Софи села рядом с ним на каменную скамью.
— Вы немного подавлены? — спросил он.
— Пожалуй.
— Отвести вас наверх? Оставаться необязательно. Эта компания сама о себе прекрасно позаботится. Ответьте же.
— Вы очень любезны, — чопорно проговорила Софи, — но, спасибо, нет. Я не настолько расстроена. Разве что…
— Да?
— У меня есть теория насчет стен.
— Стен?
— Поверхностей. Любых поверхностей.
— Объясните.
— Вы будете глубоко разочарованы.
— Откуда вы знаете? Попытайтесь.
— Мне кажется, что поверхности — деревянные, каменные, матерчатые, любые — могут обладать некой физической чувствительностью, о которой мы не знаем. Что-то вроде покрытия на фотопленке. И таким образом сохранять впечатления о событиях, свидетелями которых стали. А в организме некоторых людей мог бы быть какой-то элемент — химического, электронного или какого-то другого порядка, — который откликался бы на это и сознавал это.
— Как будто все другие люди дальтоники, и только эти различают красный цвет?
— Именно.
— Это очень удачно решает проблему привидений, да?
— Поверхности удерживали бы не только зрительные образы. Но и чувства тоже.

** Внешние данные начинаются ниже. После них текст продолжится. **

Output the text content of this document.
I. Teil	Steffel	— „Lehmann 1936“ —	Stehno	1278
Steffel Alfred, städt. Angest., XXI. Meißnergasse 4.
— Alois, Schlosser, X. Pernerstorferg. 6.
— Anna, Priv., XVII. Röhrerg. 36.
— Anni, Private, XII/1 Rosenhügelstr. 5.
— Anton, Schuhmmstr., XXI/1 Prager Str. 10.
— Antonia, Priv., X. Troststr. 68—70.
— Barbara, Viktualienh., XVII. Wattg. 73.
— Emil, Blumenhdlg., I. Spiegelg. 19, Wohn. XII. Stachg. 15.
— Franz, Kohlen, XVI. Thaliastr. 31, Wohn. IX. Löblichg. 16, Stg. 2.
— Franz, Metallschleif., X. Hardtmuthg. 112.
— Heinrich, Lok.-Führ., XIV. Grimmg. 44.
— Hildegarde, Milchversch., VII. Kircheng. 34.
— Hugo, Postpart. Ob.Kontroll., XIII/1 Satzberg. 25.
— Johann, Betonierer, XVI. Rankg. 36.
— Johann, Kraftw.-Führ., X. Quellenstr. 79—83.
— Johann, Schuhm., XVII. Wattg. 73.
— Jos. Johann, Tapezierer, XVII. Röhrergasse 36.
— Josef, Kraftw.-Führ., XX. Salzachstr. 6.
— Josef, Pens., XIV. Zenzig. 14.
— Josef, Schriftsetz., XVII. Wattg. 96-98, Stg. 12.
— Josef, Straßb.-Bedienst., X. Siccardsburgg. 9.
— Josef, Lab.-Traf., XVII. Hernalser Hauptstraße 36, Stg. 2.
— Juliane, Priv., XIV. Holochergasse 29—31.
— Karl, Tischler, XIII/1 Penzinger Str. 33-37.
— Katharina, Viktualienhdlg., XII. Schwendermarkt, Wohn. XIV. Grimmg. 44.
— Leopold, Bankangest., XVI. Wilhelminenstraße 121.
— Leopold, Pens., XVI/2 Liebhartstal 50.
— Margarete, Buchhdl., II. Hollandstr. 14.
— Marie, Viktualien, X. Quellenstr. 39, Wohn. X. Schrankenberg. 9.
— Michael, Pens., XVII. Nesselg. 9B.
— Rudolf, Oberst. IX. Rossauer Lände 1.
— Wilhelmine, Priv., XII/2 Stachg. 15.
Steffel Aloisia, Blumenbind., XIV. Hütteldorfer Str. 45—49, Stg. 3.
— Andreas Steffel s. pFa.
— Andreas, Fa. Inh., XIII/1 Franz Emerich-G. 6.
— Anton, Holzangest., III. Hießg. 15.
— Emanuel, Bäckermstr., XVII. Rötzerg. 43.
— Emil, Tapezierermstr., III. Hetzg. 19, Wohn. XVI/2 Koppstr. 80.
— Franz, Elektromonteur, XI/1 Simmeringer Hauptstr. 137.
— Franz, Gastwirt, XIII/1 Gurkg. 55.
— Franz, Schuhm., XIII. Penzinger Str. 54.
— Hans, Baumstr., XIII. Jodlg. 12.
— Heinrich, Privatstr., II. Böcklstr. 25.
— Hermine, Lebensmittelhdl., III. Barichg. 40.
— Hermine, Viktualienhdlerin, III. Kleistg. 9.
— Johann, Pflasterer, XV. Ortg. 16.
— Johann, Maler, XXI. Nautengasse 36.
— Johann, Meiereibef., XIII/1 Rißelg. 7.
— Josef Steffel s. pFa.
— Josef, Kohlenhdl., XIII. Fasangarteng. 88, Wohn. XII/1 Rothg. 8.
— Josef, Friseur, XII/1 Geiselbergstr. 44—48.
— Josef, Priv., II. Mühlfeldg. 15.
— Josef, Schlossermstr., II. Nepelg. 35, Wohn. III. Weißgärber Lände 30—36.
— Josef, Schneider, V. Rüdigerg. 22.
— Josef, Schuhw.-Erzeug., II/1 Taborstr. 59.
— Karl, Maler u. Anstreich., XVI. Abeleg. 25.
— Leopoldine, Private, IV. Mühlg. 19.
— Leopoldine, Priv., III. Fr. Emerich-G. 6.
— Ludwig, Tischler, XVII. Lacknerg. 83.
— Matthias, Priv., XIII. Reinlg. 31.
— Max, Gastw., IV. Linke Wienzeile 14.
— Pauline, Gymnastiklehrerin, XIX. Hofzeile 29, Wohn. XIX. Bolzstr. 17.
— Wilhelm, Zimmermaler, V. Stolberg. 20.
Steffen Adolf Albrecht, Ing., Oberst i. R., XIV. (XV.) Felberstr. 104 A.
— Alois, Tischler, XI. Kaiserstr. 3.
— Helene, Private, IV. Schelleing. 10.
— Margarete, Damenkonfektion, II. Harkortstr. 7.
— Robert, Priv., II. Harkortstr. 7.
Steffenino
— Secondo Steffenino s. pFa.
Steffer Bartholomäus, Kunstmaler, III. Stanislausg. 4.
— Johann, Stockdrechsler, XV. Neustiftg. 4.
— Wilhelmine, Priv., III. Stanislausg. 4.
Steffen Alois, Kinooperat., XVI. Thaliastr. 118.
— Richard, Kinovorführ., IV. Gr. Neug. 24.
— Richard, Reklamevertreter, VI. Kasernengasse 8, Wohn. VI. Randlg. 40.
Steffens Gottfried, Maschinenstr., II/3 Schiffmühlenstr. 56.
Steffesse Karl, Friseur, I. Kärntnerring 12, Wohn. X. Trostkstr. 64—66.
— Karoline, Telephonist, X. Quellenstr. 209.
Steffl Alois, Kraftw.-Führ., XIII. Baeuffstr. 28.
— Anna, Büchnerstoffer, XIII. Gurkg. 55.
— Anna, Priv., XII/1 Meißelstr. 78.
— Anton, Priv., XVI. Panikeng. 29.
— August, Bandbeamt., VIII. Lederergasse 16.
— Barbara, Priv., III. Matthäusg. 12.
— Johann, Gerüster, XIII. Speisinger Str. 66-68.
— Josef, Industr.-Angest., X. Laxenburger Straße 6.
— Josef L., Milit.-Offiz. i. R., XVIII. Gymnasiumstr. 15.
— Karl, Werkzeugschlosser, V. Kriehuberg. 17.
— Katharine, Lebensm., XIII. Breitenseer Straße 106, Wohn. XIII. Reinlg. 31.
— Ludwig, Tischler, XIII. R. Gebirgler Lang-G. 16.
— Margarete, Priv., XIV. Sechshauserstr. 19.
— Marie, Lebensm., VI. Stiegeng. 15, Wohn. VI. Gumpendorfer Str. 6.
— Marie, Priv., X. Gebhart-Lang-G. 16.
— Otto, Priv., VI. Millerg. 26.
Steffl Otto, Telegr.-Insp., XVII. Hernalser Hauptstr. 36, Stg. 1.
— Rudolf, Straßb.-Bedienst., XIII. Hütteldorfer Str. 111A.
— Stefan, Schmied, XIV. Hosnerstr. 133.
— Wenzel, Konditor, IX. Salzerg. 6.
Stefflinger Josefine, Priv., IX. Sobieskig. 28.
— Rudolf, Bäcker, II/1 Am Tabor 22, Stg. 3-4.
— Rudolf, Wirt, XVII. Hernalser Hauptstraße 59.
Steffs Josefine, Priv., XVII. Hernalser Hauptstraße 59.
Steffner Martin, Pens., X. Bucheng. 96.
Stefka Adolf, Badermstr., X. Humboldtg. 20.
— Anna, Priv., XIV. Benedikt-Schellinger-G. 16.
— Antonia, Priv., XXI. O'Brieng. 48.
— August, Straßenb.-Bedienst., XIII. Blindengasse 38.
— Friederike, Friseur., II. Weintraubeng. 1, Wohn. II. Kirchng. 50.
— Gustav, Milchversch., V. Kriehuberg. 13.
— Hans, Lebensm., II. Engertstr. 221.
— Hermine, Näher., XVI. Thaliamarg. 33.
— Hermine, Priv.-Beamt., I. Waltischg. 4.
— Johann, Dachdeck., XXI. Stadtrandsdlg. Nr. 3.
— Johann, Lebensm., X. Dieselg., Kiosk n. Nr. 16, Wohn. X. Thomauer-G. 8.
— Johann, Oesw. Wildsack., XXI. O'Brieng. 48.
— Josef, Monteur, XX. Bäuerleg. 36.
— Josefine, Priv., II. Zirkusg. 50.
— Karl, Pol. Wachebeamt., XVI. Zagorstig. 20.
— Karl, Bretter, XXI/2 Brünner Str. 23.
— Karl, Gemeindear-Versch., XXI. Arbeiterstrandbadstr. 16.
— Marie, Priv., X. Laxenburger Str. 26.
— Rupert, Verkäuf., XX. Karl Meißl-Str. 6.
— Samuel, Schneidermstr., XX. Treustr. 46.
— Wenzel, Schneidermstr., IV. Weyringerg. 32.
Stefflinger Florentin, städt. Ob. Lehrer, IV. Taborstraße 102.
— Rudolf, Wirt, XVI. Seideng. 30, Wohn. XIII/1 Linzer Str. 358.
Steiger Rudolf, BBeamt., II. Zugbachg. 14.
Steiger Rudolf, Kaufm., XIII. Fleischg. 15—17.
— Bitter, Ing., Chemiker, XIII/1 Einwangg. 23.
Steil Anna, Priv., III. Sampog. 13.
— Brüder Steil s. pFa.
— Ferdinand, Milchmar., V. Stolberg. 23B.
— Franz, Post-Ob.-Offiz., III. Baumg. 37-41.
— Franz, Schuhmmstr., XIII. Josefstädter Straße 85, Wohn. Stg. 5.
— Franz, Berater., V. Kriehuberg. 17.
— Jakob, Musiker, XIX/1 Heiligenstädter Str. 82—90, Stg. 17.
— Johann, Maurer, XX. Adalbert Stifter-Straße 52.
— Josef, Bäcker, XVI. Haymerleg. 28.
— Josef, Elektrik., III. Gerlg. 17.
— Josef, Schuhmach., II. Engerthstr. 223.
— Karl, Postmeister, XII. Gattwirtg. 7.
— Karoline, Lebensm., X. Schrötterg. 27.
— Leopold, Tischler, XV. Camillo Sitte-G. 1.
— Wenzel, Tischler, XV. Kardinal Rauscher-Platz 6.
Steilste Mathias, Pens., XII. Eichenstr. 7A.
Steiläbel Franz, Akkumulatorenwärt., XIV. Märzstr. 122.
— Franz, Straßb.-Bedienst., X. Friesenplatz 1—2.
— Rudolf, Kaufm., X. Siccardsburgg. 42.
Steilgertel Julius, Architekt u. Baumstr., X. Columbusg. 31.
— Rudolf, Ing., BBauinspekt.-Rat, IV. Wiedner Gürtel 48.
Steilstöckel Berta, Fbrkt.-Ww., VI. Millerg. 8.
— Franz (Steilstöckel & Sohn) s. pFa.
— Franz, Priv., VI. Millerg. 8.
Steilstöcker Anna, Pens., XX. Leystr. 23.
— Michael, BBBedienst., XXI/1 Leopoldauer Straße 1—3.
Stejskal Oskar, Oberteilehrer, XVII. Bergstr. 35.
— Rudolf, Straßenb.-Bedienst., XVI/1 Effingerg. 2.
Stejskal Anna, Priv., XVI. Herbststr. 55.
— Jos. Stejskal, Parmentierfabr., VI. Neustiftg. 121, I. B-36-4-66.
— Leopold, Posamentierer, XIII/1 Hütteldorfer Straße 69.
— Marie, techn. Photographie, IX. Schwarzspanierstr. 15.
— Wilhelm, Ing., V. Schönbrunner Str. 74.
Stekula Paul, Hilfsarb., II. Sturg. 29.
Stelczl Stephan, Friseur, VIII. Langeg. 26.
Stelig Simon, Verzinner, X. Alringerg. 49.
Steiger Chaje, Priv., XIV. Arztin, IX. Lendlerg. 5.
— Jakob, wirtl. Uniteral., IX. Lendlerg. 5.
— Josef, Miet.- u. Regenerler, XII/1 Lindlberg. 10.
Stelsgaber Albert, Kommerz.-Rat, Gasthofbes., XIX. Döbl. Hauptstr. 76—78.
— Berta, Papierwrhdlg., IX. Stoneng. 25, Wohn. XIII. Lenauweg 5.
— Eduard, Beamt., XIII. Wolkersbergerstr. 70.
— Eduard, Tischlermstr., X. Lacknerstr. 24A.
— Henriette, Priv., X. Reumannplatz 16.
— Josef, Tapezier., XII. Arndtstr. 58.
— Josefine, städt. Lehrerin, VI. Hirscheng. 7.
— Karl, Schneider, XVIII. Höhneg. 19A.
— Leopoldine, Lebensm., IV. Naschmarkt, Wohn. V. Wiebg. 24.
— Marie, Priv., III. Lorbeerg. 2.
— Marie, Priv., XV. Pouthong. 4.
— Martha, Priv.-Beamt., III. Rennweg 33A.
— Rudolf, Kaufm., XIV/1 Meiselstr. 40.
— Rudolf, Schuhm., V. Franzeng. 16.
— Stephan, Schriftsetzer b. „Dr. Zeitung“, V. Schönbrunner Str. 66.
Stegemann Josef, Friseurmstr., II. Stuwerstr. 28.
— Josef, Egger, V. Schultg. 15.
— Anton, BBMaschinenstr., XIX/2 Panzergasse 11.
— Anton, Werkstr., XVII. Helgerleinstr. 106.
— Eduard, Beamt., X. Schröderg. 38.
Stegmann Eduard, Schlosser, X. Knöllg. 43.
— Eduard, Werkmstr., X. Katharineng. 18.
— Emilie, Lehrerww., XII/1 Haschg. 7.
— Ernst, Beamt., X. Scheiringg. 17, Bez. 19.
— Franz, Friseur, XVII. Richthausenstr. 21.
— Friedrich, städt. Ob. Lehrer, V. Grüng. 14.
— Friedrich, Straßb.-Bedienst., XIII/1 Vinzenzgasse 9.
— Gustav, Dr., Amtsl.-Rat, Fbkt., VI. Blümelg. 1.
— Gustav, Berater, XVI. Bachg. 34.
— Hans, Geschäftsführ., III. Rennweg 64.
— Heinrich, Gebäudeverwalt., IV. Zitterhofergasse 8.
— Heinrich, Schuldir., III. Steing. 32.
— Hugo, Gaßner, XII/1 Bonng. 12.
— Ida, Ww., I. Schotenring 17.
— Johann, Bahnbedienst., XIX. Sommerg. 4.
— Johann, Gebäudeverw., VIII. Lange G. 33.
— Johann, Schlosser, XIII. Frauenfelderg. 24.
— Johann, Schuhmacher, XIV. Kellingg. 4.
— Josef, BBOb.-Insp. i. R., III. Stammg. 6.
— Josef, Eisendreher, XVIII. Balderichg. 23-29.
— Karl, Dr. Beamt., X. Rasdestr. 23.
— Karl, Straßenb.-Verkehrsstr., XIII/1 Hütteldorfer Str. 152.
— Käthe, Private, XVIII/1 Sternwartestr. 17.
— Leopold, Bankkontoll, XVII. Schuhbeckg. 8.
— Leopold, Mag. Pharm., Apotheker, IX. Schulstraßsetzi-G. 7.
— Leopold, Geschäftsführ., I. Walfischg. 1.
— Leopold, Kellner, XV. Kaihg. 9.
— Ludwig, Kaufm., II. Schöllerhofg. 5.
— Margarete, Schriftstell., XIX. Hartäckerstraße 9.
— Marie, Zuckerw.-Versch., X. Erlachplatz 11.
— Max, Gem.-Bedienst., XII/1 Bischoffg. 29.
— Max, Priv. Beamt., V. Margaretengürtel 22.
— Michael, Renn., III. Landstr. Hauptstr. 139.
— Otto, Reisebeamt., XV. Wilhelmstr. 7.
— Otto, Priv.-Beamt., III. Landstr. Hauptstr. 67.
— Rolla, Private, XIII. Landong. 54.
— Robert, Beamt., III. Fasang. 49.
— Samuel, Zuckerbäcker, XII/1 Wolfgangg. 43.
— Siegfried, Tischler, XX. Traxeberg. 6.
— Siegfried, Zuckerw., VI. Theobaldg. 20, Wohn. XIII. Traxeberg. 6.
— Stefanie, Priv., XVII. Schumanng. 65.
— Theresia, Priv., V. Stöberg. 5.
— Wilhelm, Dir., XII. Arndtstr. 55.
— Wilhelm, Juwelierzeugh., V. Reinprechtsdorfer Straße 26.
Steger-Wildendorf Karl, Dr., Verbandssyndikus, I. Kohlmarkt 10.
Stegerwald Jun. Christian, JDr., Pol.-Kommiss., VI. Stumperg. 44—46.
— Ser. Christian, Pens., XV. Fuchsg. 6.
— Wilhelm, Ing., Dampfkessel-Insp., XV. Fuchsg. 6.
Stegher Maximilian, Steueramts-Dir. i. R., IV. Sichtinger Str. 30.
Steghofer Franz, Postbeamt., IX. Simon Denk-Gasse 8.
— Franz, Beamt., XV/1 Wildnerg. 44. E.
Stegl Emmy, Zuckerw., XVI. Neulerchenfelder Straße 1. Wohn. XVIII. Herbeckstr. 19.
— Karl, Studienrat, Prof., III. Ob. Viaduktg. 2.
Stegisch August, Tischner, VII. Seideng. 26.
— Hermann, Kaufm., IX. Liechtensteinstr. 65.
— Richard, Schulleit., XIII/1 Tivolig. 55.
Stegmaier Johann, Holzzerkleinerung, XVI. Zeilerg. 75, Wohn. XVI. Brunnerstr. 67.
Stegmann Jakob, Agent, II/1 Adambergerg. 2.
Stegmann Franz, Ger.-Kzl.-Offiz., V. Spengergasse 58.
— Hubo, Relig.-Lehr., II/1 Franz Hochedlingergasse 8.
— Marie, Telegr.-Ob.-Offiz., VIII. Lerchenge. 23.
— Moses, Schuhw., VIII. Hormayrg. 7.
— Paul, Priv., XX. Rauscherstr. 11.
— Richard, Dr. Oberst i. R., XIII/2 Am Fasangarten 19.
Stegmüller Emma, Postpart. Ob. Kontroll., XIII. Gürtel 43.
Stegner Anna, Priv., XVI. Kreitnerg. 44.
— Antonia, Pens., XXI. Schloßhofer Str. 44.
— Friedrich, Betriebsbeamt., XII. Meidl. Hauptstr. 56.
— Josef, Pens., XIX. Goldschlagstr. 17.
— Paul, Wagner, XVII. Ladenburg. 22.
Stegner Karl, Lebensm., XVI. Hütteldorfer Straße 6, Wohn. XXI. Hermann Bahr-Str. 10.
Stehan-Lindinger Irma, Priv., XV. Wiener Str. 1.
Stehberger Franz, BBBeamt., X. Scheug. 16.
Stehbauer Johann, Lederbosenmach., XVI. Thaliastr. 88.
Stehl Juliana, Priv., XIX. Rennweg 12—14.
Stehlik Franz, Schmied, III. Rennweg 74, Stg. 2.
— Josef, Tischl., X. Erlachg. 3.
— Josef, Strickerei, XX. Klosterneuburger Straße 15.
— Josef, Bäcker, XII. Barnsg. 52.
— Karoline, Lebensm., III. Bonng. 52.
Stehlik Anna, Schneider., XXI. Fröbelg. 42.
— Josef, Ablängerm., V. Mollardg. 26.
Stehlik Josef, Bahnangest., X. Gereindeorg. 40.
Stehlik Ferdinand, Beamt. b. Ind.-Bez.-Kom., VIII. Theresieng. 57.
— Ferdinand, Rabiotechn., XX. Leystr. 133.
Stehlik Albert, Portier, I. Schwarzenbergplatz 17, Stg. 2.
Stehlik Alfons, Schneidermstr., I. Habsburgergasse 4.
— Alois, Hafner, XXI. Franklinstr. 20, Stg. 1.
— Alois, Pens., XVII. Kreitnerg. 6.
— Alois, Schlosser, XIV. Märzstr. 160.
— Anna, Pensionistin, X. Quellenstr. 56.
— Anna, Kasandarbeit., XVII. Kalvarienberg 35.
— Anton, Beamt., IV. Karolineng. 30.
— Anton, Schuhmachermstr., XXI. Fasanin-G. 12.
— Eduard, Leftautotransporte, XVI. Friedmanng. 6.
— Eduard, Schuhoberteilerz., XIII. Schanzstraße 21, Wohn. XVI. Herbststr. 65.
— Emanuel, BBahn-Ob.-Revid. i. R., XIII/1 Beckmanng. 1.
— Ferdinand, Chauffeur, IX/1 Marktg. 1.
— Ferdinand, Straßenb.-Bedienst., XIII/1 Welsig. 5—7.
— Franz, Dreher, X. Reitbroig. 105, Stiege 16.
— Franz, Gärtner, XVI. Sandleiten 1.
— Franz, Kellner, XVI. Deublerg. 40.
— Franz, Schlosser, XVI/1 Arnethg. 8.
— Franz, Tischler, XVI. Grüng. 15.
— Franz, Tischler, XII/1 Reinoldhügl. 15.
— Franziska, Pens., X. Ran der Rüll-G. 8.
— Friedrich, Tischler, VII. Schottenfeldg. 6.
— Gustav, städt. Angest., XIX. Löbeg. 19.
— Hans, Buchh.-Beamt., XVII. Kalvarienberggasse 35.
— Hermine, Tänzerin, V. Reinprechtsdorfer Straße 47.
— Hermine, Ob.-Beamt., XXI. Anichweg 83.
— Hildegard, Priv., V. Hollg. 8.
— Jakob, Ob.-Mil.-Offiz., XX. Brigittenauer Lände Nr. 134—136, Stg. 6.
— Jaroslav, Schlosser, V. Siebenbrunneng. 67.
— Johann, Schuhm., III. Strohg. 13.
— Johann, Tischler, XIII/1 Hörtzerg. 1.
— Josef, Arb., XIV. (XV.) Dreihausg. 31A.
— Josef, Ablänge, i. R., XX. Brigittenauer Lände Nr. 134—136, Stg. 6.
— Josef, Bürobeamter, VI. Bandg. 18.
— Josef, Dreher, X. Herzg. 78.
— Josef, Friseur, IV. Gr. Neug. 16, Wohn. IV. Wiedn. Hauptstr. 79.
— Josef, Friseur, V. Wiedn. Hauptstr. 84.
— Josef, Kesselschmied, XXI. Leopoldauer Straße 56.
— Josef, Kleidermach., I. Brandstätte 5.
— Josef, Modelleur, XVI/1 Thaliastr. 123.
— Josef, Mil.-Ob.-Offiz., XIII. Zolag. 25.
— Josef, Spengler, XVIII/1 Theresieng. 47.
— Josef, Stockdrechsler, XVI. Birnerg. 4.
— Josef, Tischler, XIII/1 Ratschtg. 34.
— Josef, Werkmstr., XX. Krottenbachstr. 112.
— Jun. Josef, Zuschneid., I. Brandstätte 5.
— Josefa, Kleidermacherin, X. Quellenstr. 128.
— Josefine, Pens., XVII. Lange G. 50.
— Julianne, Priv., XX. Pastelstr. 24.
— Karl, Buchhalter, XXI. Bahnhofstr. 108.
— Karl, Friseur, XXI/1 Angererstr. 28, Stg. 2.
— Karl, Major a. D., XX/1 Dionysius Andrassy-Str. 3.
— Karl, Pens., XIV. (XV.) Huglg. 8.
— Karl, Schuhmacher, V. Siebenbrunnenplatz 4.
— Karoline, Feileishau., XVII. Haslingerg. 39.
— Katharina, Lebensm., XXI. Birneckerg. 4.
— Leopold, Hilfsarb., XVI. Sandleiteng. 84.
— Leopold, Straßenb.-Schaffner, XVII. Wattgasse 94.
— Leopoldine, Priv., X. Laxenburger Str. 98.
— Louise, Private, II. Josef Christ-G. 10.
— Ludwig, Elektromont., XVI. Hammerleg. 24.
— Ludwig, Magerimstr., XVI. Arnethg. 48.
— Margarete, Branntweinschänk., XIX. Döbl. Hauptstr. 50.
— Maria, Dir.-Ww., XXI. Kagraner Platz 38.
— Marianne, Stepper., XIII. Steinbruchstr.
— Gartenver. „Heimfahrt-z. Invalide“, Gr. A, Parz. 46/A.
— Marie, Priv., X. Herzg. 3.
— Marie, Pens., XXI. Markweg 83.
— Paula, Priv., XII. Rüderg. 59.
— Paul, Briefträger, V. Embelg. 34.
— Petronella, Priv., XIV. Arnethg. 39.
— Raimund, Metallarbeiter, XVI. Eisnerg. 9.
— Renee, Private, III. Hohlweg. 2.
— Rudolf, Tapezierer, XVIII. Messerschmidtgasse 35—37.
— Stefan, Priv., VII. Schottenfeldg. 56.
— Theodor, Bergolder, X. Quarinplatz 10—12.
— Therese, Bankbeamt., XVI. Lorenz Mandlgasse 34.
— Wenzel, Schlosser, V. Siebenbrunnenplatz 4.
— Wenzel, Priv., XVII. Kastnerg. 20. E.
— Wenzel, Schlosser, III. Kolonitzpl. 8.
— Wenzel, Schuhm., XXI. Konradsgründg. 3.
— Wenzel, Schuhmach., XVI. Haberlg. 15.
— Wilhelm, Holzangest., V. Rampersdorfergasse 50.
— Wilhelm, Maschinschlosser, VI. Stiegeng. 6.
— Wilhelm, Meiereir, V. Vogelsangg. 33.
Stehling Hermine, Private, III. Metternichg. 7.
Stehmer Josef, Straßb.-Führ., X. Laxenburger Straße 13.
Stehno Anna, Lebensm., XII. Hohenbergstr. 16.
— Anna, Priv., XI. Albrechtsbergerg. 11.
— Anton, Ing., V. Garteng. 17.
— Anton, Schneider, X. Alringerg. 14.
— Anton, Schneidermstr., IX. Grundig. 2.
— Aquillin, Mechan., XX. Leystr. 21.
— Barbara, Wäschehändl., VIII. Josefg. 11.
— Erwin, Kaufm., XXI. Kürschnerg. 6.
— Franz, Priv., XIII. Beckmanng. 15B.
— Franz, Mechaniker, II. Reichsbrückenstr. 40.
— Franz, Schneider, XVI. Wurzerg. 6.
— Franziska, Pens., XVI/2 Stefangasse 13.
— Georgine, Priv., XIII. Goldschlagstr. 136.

— Вас не тревожит ваша идея?
— Скорее волнует.
— Ну… да.
— Мне интересно, можно ли применить это к вашему Саймону.
— Ах, не напоминайте мне об этом, бога ради! — воскликнул Грант.
— Простите, — сказала Софи, удивленная его бурной реакцией.
Он встал, отошел и, стоя к ней спиной, быстро заговорил:
— Ну, скажите же, скажите это! Если я так отрицательно отношусь ко всей этой показухе, какого черта я этим занимаюсь? Вы ведь об этом думаете? Признайтесь же. Думаете?
— Даже если и думаю, меня это не касается. И в любом случае я это сказала. Наверху. — Софи перевела дыхание. — Кажется, века назад, века.
— В конце концов мы ведь опустились веков на двадцать. И я очень сожалею, что повел себя так грубо.
— Ничего страшного. — Софи посмотрела на ярко освещенную голову Митры. — Вообще-то он не такой уж и представительный. Толстый и мирный, не правда ли? Однако странно, как пристально смотрят эти пустые глаза. Можно поклясться, что в них есть зрачки. Вы не считаете…
Она вскрикнула. Бог исчез. Кромешная тьма накрыла их, словно отгородила бархатной заслонкой.
— Все в порядке, — успокоил ее Грант. — Не волнуйтесь. Это предупреждают, что музей закрывается. Через секунду свет зажжется.
— Слава богу. Эта абсолютная тьма. Как слепота.
— «Темно и неуютно»?
— Это из «Короля Лира», да? Не слишком ободряющая цитата, если можно так выразиться.
— Где вы?
— Здесь.
На расстоянии послышались голоса: искаженные, мечущиеся в каком-то дальнем переходе. Ладонь Гранта сомкнулась вокруг руки Софи. Божок снова возник, безмятежно таращась в никуда.
— Ну вот, — произнес Грант. — Идемте. Вернемся в современный Рим?
— Конечно.
Он провел ладонью по ее руке, и они двинулись в обратный путь.
Через инсулу, поворот налево, а затем прямо — к металлической лестнице, мимо уединенного перехода, откуда доносился немолчный голос воды. Вверх по металлической лестнице. Через вторую базилику, мимо Меркурия и Аполлона, а затем вверх по последней, каменной, лестнице к свету — и там их ждал маленький магазинчик по продаже открыток и освященных безделушек: вполне обычный и ярко освещенный.